Memoria

De Laurent Genefort, j'ai déjà eu l'occasion de lire avec beaucoup de bonheur ses romans sur Omale, cette sphère de Dyson extraterrestre où l'espèce humaine partage un espace vital avec deux autres espèces intelligentes. J'avais entendu dire - dans le numéro 58 de Bifrost - que cet univers est en réalité inclus dans un univers plus grand, la Panstructure. Cette lecture constitue donc pour moi les premiers pas hors d'Omale. Dans sa dédicace, l'auteur me disait, en substance, qu'après avoir arpenté Omale, j'avais fait "le plus gros du boulot". Nous allons voir ce qu'il convient d'en penser...
Résumé :
Il n'a pas de nom, car il l'a oublié. Ses seuls biens sont contenus dans une malette : une machine lui permettant de transférer sa conscience dans de nouveaux corps, et une collection de memorias, c'est-à-dire des extraits de souvenirs enlevés à de précédents hôtes... Car il est un tueur que les puissances de la Panstructure achètent pour exécuter les contrats les plus difficiles. Il bénéficie ainsi d'une étrange forme d'immortalité - même s'il ne saurait pas dire depuis combien de temps il passe d'hôte en hôte... Le "cauchemar noir", qui est - peut-être - la rémanence d'un transfert traumatisant, vient l'assaillir avec une régularité croissante et les memorias qui lui procurent un semblant de protection deviennent de moins en moins efficaces. Le temps du dernier transfert s'approcherait-il ? L'étrange machine vangke à laquelle il confie sa conscience aurait-elle son but propre ?
C'est là un roman assez court, suivi dans cette édition d'une nouvelle intitulée La Nuit des Pétales impliquant le même personnage mais en forme de préquelle. Je parlerai ici surtout du roman éponyme, une pièce de SF très convaincante et très efficace. Le tueur sans nom respecte un certain nombre de "règles de conduite" qui intriguent dès le début. On se demande quel est le point de départ de son histoire personnelle alors que l'on en est, de toute évidence, à la fin : il y a un sentiment d'urgence qui baigne cette oeuvre, urgence qui se concrétise à la fin. Quelques indices, éparpillés au fil de l'histoire - lors de ses temps de "repos", en fait - et ce fameux "cauchemar noir" de plus en plus fréquent font en sorte que le dévoilement du mystère n'apparaît pas du tout téléphoné. Il ne s'agit somme toute pas d'une forme d'immortalité mais plutôt d'une forme de dégradation intellectuelle et ce personnage dont je n'ai encore croisé aucun équivalent, à mon souvenir, est en réalité un vieillard épuisé, malgré les apparences contradictoires. Un vieillard qui a fini par oublier ce qu'il est. Dans cet univers, Laurent Genefort nous montre des humains augmentés mais, en fin de compte, ce narrateur n'en est pas un. Enfin, si. Enfin, non. Disons que c'est un observateur qui rôde à la frontière du camp, qui aimerait bien venir s'asseoir autour du feu, mais qui n'ose le faire sans y être invité...

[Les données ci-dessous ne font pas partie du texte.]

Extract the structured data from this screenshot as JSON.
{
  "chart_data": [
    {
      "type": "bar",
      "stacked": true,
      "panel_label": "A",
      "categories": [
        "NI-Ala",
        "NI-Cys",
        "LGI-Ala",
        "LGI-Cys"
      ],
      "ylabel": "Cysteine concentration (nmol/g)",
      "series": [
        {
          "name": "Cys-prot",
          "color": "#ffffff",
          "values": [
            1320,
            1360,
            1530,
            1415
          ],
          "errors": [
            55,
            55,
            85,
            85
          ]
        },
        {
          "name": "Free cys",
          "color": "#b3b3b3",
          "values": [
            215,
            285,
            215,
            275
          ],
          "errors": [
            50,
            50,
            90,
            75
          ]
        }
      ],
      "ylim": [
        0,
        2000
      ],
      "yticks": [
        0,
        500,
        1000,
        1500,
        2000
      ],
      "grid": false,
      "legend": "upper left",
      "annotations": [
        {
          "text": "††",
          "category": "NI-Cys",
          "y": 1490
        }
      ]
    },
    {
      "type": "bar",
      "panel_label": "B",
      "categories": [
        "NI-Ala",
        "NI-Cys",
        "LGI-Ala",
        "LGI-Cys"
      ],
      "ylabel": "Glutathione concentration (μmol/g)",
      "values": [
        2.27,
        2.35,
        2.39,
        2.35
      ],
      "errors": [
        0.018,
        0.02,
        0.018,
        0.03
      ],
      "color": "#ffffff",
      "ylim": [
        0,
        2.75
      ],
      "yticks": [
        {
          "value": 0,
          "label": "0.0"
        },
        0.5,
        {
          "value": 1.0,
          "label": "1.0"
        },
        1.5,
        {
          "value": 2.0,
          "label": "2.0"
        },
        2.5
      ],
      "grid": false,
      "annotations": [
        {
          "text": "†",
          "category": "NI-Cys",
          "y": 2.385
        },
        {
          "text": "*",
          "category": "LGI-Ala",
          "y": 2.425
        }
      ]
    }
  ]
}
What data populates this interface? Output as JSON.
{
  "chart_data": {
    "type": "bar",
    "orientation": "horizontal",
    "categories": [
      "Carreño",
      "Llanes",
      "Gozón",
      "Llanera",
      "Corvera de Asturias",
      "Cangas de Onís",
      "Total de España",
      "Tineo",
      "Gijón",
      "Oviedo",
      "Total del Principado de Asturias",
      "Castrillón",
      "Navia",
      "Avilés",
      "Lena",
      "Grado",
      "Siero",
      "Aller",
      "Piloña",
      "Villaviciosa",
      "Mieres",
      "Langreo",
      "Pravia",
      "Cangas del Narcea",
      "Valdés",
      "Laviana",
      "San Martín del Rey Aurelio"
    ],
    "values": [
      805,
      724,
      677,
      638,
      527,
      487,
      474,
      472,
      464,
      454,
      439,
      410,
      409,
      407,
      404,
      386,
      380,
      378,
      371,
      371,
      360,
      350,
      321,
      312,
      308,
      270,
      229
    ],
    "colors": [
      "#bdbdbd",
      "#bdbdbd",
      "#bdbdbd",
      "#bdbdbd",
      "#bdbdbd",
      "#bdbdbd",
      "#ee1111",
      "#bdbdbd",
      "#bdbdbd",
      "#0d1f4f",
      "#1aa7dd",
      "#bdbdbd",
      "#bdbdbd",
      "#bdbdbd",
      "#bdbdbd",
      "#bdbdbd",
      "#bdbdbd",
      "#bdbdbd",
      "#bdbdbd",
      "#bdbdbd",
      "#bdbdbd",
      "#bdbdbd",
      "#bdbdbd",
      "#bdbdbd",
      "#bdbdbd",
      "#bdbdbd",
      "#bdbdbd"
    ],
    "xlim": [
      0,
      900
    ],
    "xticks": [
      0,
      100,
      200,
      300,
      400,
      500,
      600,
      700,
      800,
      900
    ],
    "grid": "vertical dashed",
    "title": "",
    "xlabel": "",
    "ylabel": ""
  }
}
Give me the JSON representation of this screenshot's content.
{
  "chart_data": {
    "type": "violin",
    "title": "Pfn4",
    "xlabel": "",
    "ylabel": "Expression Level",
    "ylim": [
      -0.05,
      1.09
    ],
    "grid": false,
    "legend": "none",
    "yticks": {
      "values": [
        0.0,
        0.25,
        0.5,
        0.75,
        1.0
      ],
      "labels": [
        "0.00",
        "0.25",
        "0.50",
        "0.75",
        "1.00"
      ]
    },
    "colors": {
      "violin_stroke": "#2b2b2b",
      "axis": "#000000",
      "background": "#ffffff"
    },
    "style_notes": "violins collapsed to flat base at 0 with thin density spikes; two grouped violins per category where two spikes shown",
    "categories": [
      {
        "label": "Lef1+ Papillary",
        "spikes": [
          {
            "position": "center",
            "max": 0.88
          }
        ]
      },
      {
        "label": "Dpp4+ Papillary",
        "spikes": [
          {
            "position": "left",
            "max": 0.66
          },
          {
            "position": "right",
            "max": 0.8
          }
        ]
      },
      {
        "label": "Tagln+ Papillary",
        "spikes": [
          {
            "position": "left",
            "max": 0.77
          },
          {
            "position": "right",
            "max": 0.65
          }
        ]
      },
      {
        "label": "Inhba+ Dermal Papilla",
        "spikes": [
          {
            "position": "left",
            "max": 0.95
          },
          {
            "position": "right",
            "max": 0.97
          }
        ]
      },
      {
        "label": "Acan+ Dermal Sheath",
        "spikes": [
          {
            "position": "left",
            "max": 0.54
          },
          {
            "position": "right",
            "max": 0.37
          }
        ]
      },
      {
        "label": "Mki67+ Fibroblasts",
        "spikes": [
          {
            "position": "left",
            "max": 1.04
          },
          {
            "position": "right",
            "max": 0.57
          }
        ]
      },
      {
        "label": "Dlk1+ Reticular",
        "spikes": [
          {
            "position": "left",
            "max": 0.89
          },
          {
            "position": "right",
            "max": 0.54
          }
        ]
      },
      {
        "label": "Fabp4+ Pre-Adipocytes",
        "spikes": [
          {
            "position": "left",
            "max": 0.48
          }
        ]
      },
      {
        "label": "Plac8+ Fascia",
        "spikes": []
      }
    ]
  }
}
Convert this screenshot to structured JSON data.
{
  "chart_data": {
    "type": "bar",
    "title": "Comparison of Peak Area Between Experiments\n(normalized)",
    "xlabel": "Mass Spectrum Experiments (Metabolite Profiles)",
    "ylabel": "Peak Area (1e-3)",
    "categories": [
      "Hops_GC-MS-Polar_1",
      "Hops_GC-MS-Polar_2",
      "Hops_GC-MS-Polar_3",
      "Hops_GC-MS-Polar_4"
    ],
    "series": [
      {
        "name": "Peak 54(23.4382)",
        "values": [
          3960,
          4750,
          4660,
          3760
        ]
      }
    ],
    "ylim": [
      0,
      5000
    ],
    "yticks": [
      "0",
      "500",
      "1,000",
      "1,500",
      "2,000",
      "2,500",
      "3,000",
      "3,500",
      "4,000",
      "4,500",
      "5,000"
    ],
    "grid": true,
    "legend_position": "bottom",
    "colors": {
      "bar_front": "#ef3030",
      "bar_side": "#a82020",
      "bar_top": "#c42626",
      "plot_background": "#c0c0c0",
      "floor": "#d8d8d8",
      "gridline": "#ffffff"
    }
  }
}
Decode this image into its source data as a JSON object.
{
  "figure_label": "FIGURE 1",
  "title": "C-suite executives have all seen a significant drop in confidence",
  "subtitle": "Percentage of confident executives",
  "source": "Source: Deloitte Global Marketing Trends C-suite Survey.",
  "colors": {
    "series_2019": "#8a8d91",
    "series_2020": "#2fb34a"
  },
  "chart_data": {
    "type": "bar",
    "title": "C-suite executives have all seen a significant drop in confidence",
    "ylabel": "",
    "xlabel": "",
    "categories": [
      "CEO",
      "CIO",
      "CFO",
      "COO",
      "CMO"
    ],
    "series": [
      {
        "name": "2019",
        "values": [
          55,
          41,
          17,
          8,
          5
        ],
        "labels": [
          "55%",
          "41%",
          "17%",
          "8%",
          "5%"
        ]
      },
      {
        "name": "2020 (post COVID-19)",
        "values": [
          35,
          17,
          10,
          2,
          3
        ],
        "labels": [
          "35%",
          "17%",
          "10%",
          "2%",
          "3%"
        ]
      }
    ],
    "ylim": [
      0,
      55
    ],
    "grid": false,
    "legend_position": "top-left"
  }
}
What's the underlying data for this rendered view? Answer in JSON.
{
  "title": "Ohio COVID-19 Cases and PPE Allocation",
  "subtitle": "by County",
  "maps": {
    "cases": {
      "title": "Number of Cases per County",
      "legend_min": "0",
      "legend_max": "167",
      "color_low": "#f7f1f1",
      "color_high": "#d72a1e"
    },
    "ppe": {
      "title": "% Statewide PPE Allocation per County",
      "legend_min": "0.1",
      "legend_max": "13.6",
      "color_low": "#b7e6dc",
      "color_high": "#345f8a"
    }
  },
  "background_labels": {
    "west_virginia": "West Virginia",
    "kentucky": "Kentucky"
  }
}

Dans Omale, Genefort, à travers les Chiles et les Hodgqin, met en relief la nature de l'humain. Ici, et bien que cet univers ait une saveur différente puisqu'il est ouvert et non fermé par le carb d'Omale, il parvient, en confrontant son personnage à un certain nombre de cultures humaines, à nous guider dans la même réflexion. Et depuis l'extérieur, ce qui n'avait rien d'évident. Un récit qui, bien que court, n'est en rien mineur : c'est, comme je le dis parfois, une belle leçon de SF qui nous est proposée ici.

La nouvelle qui suit le roman Memoria se déroule dans le passé, par rapport au roman. Avec un bel à-propos, Genefort fait enfreindre l'une des règles de fonctionnement de son personnage de tueur et nous le montre au plus fragile, au plus menacé dans son existence, dans des circonstances qui avaient été pourtant prévues, d'une certaine façon, par le récit précédent. Un contrepoint qui permet de ne pas quitter trop vite ce personnage si convaincant. Bravo !

Commentaires

Xapur a dit…
Je l'ai dans ma pile depuis un petit moment, heureux de voir que tu l'as aimé :)
JM a dit…
Ah, je l'ai lu. Ça ressemble plus à du planet-opera. Les moments dans l'espace sont limités. C'était sympa. Mais vu le paysage francophone actuel du space/planet opera, c'est vraiment très bien. Pourvu que ça continue.
Anudar a dit…
@Xapur : oui je le recommande.

@JM : je pense qu'il serait difficile de réutiliser le concept une fois de plus. La nouvelle qui le conclut, et qui fait préquelle, est un bon reload, mais ça me semble difficile d'en faire une autre et a fortiori un roman...
JM a dit…
Je parlais de la Panstructure. Mais ça sent l'héritage Fleuve noir, malheureusement.
Anudar a dit…
"Omale" fait partie de la Panstructure. Et je ne suis pas sûr que "Rempart", publiée dans le Bifrost numéro 58, ne s'intègre pas à cet univers...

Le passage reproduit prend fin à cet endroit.